John F. Kelly, his second White House chief of staff, was so convinced that Mr. Trump was psychologically unbalanced that he bought a book called “The Dangerous Case of Donald Trump,” written by 27 mental health professionals, to try to understand his boss better. As it was, Mr. Kelly came to refer to Mr. Trump’s White House as “Crazytown….”

He does not stick to a single train of thought for long. During one 10-minute stretch in Mosinee, Wis., last month, for instance, he ping-ponged from topic to topic: Ms. Harris’s record; the virtues of the merit system; Robert F. Kennedy Jr.’s endorsement; supposed corruption at the F.D.A., the C.D.C. and the W.H.O.; the Covid-19 pandemic; immigration; back to the W.H.O.; China; Mr. Biden’s age; Ms. Harris again; Mr. Biden again; chronic health problems and childhood diseases; back to Mr. Kennedy; the “Biden crime family”; the president’s State of the Union address; Franklin D. Roosevelt; the 25th Amendment; the “parasitic political class”; Election Day; back to immigration; Senator Tammy Baldwin; back to immigration; energy production; back to immigration; and Ms. Baldwin again.

Some of what he says is inexplicable except to those who listen to him regularly and understand the shorthand. And he throws out assertions without any apparent regard for whether they are true or not. Lately, he has claimed that crowds Ms. Harris has drawn were not real but the creation of artificial intelligence, never mind the reporters and cameras on hand to record them.
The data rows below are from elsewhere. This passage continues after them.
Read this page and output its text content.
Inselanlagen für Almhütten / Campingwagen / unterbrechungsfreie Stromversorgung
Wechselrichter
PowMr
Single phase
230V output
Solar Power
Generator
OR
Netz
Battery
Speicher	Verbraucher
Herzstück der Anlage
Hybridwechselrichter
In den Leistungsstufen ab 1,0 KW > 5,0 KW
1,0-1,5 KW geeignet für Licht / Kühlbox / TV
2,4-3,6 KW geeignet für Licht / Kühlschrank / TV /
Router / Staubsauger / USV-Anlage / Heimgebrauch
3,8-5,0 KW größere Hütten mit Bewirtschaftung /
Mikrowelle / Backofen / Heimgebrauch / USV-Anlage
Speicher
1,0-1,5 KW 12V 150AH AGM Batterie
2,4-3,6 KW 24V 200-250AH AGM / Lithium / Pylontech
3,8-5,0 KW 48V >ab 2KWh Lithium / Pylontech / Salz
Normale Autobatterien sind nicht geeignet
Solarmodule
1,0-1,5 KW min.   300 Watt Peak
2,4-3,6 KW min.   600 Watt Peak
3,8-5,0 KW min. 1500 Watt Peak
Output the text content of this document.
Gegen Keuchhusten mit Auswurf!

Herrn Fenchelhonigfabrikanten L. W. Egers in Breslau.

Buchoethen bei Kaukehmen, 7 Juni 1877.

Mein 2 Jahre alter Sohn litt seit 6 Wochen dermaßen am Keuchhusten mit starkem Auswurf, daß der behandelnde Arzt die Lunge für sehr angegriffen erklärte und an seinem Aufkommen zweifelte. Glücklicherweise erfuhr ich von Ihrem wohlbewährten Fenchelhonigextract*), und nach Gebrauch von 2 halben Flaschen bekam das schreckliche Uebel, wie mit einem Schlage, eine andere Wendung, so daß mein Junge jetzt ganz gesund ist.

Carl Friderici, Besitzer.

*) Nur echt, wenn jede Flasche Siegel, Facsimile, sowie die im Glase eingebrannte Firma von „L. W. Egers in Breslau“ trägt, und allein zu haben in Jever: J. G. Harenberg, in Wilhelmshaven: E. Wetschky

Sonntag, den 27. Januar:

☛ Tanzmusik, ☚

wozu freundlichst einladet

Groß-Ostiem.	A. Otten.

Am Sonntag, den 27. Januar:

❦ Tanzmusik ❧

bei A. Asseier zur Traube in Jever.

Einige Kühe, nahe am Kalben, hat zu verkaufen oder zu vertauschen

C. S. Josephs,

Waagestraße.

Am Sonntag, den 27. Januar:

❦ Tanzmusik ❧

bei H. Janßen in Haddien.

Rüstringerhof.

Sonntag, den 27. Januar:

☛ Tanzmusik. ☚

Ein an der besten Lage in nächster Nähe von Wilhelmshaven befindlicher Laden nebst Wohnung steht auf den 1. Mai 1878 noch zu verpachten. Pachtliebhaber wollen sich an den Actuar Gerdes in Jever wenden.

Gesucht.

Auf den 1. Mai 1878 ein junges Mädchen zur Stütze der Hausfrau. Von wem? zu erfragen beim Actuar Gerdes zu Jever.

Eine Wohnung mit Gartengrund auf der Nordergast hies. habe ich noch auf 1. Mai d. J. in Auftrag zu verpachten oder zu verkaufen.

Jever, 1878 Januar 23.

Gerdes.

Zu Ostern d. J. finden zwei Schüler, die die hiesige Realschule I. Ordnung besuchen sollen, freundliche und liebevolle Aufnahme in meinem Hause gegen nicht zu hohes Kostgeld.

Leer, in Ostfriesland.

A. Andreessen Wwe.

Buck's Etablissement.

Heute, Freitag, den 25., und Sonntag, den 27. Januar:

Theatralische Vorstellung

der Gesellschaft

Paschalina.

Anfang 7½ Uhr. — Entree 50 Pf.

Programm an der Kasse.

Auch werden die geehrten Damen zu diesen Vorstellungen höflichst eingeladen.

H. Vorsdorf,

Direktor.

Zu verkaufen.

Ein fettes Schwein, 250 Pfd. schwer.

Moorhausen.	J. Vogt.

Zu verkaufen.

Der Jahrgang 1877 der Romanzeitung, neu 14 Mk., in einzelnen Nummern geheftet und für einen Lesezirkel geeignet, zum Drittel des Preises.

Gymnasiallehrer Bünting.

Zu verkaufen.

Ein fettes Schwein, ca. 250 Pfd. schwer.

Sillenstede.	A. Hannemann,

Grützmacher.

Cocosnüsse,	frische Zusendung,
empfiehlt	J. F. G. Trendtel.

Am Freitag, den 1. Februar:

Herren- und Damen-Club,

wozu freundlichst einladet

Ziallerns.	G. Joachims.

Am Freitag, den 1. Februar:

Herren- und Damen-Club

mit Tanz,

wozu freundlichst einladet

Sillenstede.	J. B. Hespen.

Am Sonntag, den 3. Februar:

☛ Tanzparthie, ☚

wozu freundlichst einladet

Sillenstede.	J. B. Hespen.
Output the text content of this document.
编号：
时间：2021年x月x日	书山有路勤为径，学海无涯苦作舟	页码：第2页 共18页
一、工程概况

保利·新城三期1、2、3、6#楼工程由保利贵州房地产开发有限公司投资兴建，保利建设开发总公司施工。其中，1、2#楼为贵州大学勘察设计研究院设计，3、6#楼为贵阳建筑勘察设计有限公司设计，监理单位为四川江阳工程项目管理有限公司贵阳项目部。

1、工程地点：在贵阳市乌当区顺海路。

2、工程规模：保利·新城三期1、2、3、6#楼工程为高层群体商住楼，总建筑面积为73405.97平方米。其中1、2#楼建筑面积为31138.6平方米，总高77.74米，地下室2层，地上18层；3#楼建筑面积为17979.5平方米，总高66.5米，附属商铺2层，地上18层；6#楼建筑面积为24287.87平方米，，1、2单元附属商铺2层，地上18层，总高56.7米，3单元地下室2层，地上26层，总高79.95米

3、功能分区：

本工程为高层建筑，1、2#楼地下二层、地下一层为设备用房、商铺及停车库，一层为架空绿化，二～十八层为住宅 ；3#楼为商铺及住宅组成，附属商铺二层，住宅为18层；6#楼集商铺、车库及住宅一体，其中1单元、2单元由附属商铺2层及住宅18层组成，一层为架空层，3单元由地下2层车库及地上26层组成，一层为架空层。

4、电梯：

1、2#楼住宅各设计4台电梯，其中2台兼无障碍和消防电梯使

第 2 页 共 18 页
He mispronounces names and places with some regularity — “Charlottestown” instead of “Charlottesville,” “Minnianapolis” instead of “Minneapolis,” the website “Snoops”instead of “Snopes,” “Leon” Musk instead of “Elon.”

In Rome, Ga., he went on an extended riff about Mr. Biden in swim trunks on a beach. “Look, at 81 — do you remember Cary Grant? How good was Cary Grant, right? I don’t think Cary Grant, he was good. I don’t know what happened to movie stars today. We used to have Cary Grant and Clark Gable and all these people. Today we have — I won’t say names because I don’t need enemies. I don’t need enemies. I got enough enemies. But Cary Grant was like, Michael Jackson once told me, ‘The most handsome man, Trump, in the world.’ Who? ‘Cary Grant.’ Well, we don’t have that anymore. But Cary Grant at 81 or 82 — going on 100, this guy, he’s 81 going on 100 — Cary Grant wouldn’t look too good in a bathing suit either, and he was pretty good-looking, right?…”

He considers himself the master of nearly every subject. He said Venezuelan gangs were armed “with MK-47s,” evidently meaning AK-47s, and then added, “I know that gun very well” because “I’ve become an expert on guns.” He claims to have been named “man of the year” in Michigan, although no such prize exists.

He is easily distracted. He halted in the middle of another extended monologue when he noticed a buzzing insect. “Oh, there’s a fly,” he said. “Oh. I wonder where the fly came from. See? Two years ago, I wouldn’t have had a fly up here. You’re changing rapidly. But we can’t take it any longer.

But like some people approaching the end of their eighth decade, he is not open to correction. “Trump is never wrong,” he said recently in Wisconsin. “I am never, ever wrong.”